A big part of a rescue is rehabilitating the animal, both physically and mentally. The one good thing about ferrets is that they are mentally very resilient! Physically, that’s another story. But shelters have to work with these babies, alongside the shelter vet, to get them healthy. Depending on what their situation was, this can be a fairly quick process or a very long, drawn-out one. Sometimes when you think they are going to be hard to save, you save them. But the other side is true as well; sometimes when you think you’ve crossed the hurdle, you lose them.

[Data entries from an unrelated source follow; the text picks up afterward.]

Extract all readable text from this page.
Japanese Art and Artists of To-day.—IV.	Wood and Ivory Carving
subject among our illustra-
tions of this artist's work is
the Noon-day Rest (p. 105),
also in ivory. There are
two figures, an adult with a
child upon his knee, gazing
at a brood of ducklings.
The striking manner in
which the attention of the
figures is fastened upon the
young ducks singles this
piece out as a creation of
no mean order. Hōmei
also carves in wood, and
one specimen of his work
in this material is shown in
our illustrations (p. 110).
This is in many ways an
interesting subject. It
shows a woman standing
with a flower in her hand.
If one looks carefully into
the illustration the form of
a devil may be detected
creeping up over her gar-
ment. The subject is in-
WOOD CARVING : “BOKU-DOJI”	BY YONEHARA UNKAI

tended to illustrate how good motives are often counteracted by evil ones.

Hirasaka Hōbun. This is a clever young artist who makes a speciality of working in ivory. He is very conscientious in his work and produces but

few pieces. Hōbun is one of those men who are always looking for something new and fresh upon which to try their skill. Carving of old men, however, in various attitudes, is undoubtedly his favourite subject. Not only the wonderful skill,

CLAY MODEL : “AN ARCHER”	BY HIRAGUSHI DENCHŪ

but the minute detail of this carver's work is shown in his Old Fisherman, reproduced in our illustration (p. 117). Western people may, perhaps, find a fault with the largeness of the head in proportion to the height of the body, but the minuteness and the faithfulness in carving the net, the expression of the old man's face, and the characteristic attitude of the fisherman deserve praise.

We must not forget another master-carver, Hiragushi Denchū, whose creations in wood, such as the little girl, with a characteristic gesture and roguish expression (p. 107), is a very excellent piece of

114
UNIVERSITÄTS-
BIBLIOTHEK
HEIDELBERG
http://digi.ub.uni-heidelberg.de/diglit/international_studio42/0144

There’s a phrase that’s all too commonly used to describe shelter moms: Foster fail. You fall in love with all of them, but sometimes there’s that connection you can’t walk away from, so they become a permanent resident. The most heart-wrenching thing I deal with is having to turn ferrets away when I’m at capacity, which I almost always am. I have to keep a couple spots open for those life-and-death situations that rescues can’t and won’t walk away from, and those seem to happen more and more frequently.
When you lose them, and it is “when,” not “if,” it can tear your heart out and make you question why you keep putting yourself through such an emotional toll. So many times I’ve been very close to wrapping it up, not wanting to put my heart through any more grief. But it inevitably starts eating away at your mind that there are so many more that need saving. So you keep going, knowing you’re going to lose another part of your heart. So when that happens, you share your grief with the ones you were able to save, thinking about their story, crying when you know they wouldn’t have survived their previous life. And then it hits you again, why you do it. Because of them. Because they wouldn’t stand a chance if you didn’t give that chance to them.